まず、部品の足とランド(基板上のはんだ付けをするための銅色の範囲)にコテ先を触れさせ、5秒ほど温めます。次に、コテ先とランドが接している部分にはんだの先端を押し当てるようにしましょう。 すぐにはんだが溶け始めるので、コテ先を少し揺すってランドの全体にはんだが流れるようにします。溶けたはんだが十分に広がってやや盛り上がった状態になったら、残りのはんだを離しましょう。
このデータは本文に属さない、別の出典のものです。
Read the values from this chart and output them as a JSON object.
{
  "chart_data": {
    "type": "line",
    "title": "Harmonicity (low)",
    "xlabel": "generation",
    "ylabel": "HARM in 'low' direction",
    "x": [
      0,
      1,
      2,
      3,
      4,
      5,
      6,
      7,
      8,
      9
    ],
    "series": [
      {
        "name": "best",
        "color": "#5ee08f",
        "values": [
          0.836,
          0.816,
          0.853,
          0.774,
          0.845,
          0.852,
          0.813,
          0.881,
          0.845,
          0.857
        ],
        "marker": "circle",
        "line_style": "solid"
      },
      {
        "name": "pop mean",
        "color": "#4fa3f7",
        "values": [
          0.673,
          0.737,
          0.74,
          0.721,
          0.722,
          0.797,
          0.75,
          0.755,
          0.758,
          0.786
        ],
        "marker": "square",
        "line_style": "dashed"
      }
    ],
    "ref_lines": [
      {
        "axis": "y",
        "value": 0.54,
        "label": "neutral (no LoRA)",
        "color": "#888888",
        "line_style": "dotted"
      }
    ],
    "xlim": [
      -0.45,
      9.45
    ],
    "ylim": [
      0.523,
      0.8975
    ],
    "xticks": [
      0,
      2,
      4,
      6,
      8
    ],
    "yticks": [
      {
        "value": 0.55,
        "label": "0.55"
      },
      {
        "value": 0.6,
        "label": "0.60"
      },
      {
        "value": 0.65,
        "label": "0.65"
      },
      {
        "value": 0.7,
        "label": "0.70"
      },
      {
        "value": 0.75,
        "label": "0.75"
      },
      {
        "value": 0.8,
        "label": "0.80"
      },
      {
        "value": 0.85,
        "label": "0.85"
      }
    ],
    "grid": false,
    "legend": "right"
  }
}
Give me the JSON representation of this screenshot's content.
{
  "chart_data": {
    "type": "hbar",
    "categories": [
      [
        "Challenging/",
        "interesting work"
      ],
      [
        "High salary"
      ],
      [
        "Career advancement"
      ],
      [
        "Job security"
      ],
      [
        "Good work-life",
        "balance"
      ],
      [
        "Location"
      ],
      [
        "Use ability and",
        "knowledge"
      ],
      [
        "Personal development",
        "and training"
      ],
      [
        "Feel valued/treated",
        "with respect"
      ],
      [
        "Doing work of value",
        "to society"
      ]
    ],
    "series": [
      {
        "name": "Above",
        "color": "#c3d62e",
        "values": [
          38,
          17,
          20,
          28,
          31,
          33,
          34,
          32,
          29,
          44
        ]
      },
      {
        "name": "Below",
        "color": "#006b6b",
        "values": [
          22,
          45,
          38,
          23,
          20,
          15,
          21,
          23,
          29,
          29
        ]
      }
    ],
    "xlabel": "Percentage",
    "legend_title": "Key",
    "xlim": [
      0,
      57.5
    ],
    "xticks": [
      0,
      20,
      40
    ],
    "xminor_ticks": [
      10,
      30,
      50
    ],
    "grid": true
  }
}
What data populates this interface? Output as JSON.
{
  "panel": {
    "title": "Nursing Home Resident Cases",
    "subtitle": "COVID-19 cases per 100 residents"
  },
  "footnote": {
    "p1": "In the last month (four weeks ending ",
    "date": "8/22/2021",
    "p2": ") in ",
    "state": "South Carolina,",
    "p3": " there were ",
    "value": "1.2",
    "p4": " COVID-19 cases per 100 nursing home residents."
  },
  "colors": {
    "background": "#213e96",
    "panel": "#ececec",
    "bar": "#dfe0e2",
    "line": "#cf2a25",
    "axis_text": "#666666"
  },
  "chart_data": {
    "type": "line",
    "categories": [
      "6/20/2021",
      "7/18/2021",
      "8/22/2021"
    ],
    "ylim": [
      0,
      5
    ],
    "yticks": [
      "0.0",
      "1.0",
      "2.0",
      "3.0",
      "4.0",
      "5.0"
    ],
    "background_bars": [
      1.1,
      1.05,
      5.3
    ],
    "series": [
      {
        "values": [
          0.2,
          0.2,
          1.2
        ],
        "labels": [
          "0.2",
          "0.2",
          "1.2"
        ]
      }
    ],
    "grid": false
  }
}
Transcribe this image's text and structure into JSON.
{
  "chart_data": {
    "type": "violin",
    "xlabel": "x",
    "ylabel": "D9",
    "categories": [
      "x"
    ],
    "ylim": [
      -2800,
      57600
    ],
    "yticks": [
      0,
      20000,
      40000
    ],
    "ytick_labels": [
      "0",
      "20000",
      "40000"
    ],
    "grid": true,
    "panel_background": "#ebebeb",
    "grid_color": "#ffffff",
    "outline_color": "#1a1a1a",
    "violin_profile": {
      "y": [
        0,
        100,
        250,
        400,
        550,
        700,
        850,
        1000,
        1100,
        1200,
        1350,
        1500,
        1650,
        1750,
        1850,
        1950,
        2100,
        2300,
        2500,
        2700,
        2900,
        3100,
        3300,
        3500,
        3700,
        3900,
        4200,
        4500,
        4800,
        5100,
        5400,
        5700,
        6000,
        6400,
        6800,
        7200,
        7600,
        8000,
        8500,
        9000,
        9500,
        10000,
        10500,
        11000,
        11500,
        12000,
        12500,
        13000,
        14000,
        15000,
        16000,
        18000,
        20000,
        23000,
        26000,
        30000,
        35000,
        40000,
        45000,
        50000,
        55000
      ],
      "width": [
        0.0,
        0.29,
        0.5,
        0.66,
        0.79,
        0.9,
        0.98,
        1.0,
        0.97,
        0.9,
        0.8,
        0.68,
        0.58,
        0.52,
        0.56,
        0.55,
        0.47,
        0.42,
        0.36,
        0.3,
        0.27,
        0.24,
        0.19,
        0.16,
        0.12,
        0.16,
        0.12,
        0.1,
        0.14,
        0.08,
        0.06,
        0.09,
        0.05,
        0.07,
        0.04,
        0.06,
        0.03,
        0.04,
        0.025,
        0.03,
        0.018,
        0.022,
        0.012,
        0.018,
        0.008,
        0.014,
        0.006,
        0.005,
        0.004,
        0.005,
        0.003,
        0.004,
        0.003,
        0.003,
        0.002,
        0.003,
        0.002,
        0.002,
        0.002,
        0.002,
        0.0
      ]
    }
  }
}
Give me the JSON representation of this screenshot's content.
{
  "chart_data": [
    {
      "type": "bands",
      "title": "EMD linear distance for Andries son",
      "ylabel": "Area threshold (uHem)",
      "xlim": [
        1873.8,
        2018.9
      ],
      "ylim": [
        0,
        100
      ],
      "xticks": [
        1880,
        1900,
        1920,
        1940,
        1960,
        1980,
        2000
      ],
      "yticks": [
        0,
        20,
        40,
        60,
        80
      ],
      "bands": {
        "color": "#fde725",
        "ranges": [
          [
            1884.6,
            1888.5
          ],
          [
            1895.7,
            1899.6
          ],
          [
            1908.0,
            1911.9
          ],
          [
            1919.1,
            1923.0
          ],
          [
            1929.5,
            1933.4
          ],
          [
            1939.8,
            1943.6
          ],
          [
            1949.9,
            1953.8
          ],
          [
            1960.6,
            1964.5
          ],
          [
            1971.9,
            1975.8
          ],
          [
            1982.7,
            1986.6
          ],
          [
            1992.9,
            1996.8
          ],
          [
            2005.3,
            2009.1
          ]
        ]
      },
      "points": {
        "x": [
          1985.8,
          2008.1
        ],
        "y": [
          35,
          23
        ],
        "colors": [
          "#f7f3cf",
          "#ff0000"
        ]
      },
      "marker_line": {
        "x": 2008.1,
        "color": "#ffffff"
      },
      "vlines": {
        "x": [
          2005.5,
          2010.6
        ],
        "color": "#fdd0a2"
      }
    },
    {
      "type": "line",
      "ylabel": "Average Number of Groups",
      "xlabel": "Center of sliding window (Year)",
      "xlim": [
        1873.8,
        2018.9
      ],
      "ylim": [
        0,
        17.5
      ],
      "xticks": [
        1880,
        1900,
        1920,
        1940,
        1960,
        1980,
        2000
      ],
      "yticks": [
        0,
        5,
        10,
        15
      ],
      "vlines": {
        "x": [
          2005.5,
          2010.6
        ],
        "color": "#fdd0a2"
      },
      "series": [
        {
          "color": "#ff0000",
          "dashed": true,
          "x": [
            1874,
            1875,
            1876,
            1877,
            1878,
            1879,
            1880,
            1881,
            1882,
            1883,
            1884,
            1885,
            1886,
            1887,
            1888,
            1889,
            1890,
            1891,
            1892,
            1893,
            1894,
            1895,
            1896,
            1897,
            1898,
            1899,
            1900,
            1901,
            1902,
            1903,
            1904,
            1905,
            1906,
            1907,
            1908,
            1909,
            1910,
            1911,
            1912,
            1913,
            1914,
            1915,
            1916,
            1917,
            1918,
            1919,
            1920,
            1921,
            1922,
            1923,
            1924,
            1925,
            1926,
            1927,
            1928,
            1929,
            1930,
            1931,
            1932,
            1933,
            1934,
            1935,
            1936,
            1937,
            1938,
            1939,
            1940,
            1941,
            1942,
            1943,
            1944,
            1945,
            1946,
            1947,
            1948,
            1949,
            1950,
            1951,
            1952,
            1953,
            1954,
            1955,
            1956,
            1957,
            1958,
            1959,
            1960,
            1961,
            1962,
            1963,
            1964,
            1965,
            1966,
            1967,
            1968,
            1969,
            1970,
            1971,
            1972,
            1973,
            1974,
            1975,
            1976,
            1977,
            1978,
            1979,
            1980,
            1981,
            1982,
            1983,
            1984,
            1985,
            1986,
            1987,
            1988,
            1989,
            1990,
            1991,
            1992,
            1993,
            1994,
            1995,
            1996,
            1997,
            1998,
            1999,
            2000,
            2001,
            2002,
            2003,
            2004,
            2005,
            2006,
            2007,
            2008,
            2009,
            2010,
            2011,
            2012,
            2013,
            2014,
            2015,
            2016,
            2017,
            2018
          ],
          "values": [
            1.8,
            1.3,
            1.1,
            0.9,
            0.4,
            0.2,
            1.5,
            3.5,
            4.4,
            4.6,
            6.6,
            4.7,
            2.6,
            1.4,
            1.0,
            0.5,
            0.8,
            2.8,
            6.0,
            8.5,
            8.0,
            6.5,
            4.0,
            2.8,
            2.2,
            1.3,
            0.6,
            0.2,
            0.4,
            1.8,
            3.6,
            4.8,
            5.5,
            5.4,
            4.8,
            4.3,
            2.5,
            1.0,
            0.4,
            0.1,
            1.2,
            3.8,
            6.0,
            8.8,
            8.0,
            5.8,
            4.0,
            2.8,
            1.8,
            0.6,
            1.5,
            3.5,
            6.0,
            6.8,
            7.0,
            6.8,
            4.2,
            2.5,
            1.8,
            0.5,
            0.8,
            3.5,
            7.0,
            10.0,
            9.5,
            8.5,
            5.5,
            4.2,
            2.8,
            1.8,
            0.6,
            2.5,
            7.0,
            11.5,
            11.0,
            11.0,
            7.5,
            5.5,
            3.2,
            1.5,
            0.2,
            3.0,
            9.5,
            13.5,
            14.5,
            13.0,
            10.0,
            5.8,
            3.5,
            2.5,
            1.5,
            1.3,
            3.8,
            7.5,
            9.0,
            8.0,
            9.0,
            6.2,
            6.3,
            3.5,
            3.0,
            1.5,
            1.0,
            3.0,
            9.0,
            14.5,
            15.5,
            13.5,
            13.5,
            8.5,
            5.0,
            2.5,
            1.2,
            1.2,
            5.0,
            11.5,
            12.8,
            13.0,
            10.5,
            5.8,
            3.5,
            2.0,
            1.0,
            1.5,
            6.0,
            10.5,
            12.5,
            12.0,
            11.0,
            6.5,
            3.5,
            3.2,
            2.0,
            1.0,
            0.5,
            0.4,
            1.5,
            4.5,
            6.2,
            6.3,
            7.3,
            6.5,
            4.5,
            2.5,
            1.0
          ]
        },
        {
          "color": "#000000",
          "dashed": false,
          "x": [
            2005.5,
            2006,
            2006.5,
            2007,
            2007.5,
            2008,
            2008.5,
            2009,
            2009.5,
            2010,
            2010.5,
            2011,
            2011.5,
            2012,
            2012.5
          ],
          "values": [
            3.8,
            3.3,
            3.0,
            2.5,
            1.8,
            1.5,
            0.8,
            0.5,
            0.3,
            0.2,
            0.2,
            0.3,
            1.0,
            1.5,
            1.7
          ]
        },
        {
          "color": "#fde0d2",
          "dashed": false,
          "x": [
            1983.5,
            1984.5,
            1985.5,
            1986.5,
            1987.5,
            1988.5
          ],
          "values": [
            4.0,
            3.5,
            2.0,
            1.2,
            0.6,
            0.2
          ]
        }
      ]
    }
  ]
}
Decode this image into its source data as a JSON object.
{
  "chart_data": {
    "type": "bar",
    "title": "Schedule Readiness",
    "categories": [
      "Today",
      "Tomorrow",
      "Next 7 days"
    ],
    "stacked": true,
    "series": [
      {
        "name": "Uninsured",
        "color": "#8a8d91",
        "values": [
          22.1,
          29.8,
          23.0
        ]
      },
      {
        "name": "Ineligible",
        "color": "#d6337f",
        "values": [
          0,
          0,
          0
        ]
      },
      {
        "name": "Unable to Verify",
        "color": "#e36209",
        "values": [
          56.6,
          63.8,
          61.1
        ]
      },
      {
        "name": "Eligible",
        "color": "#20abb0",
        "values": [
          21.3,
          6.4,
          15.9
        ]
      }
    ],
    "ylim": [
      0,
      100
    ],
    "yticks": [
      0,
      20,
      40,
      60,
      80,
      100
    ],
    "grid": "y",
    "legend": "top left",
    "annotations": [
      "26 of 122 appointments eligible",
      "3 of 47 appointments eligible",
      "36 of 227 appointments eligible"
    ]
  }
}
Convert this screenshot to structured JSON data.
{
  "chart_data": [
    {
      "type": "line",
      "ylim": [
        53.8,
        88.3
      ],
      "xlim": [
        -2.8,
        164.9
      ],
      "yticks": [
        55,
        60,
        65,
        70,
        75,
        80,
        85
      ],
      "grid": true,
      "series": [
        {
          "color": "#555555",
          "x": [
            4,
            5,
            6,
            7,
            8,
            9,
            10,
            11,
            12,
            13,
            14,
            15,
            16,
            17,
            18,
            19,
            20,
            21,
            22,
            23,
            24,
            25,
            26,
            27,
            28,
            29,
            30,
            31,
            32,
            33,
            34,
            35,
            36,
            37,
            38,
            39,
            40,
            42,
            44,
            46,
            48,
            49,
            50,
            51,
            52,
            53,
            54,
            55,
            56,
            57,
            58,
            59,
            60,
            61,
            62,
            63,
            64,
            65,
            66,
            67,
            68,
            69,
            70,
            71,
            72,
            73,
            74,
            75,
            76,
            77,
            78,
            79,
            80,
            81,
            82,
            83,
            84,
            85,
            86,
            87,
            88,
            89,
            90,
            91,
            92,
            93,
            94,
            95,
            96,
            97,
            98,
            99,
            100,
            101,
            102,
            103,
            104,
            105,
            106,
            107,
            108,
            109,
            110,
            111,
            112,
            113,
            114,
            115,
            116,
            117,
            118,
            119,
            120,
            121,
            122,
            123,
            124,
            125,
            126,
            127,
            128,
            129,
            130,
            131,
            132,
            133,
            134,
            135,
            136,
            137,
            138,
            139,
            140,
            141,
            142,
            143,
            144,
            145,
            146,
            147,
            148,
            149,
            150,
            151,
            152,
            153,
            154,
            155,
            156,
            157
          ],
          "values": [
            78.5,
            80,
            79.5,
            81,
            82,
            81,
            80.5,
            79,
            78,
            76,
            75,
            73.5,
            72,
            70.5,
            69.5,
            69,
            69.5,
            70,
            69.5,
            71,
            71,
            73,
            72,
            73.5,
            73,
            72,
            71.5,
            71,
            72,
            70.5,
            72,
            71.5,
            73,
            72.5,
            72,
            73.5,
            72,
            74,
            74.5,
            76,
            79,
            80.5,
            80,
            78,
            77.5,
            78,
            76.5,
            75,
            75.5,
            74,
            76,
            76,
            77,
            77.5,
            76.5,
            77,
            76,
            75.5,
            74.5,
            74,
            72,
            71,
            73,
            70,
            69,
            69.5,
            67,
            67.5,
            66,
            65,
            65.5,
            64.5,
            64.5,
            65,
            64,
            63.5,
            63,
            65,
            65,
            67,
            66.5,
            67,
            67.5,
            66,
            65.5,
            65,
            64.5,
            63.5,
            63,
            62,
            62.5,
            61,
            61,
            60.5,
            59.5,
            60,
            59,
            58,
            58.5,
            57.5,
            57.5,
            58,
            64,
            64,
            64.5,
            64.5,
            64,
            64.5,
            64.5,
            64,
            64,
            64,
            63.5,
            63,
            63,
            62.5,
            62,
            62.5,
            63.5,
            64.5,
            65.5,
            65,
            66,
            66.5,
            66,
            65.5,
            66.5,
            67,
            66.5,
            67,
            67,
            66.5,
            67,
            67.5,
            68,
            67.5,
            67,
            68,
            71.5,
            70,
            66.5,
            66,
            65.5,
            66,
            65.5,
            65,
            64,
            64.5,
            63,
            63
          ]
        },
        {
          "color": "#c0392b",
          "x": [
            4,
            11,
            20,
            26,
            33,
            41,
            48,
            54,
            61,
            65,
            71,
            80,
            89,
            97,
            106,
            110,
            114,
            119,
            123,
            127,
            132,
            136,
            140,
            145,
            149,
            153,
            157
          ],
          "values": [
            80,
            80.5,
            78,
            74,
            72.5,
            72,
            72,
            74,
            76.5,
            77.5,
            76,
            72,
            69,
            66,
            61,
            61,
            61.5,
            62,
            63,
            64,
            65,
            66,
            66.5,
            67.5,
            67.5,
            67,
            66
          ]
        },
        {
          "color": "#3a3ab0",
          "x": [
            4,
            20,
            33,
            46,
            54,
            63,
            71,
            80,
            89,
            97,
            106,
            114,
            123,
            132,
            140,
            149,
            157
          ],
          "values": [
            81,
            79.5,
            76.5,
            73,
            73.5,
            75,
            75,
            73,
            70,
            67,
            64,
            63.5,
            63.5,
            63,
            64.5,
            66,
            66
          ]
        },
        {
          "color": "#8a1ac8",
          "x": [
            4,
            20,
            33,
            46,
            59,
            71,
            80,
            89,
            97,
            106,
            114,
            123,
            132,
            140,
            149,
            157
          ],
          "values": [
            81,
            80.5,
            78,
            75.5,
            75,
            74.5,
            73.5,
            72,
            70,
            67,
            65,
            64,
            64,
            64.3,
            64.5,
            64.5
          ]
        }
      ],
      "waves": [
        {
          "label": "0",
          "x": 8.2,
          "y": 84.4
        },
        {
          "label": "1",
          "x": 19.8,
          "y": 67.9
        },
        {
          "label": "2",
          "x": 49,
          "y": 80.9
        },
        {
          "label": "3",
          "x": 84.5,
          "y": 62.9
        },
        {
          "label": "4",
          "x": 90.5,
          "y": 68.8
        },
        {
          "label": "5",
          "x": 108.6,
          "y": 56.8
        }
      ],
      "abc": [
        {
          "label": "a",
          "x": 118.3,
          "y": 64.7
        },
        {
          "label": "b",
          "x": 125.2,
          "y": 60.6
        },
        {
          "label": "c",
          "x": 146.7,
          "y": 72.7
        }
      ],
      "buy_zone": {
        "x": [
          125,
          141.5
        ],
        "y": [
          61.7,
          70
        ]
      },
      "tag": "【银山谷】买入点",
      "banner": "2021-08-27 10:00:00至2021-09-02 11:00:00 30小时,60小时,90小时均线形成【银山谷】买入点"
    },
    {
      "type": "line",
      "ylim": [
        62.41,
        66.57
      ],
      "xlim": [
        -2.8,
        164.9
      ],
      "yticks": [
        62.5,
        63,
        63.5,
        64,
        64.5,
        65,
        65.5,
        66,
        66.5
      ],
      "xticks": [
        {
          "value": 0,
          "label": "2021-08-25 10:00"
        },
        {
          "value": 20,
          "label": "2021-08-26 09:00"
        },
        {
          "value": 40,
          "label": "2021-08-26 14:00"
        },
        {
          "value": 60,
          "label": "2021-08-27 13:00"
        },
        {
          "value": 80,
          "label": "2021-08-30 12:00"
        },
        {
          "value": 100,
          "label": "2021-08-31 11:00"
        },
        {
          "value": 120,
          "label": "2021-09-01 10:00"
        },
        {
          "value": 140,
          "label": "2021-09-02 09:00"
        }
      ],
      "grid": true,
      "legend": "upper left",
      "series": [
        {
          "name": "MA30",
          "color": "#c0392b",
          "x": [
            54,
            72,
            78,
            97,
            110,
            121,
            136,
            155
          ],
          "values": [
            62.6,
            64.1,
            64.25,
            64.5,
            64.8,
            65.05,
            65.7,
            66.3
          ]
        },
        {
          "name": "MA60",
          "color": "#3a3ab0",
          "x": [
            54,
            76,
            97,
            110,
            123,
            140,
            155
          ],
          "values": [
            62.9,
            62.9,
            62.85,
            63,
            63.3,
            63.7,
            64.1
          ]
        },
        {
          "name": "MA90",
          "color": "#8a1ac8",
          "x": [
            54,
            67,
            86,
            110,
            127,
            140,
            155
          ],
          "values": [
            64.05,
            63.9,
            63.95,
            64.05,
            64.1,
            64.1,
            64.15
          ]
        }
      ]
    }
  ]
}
接続部位に適量のはんだがなじみ、ランド上にほどよく広がったら、コテ先を素早く引き上げて離します。このとき素早く引き上げるのは、引き上げる動作が遅いとはんだ面がツノ状に盛り上がってしまうことを防ぐためです。

後処理

はんだが冷却されるのを待って、余分な足を切り取ります。足は根元まで切る必要はありません。はんだ部分から2〜3mm突き出た状態にすると良いでしょう。

成功例/失敗例

はんだ付けの仕上がり精度はある程度見た目から判断できます。

成功したはんだ付けとは、ランド全体をほどよくはんだが覆っており、若干の盛り上がりと光沢が見られるものです。

  • 成功例
  • 成功例

一方で、ランドからはんだがはみ出しているもの、はんだが足りずランド全体を覆っていないもの、焼き付けすぎてはんだの表面に光沢がなくなりザラザラしているもの等は失敗したはんだ付けであり、製品不良の原因となります。

<まとめ>

はんだ付けは極めて細かな作業でありながら、製品の機能を大きく左右する重要な工程です。慣れるまで何度か練習を重ねましょう。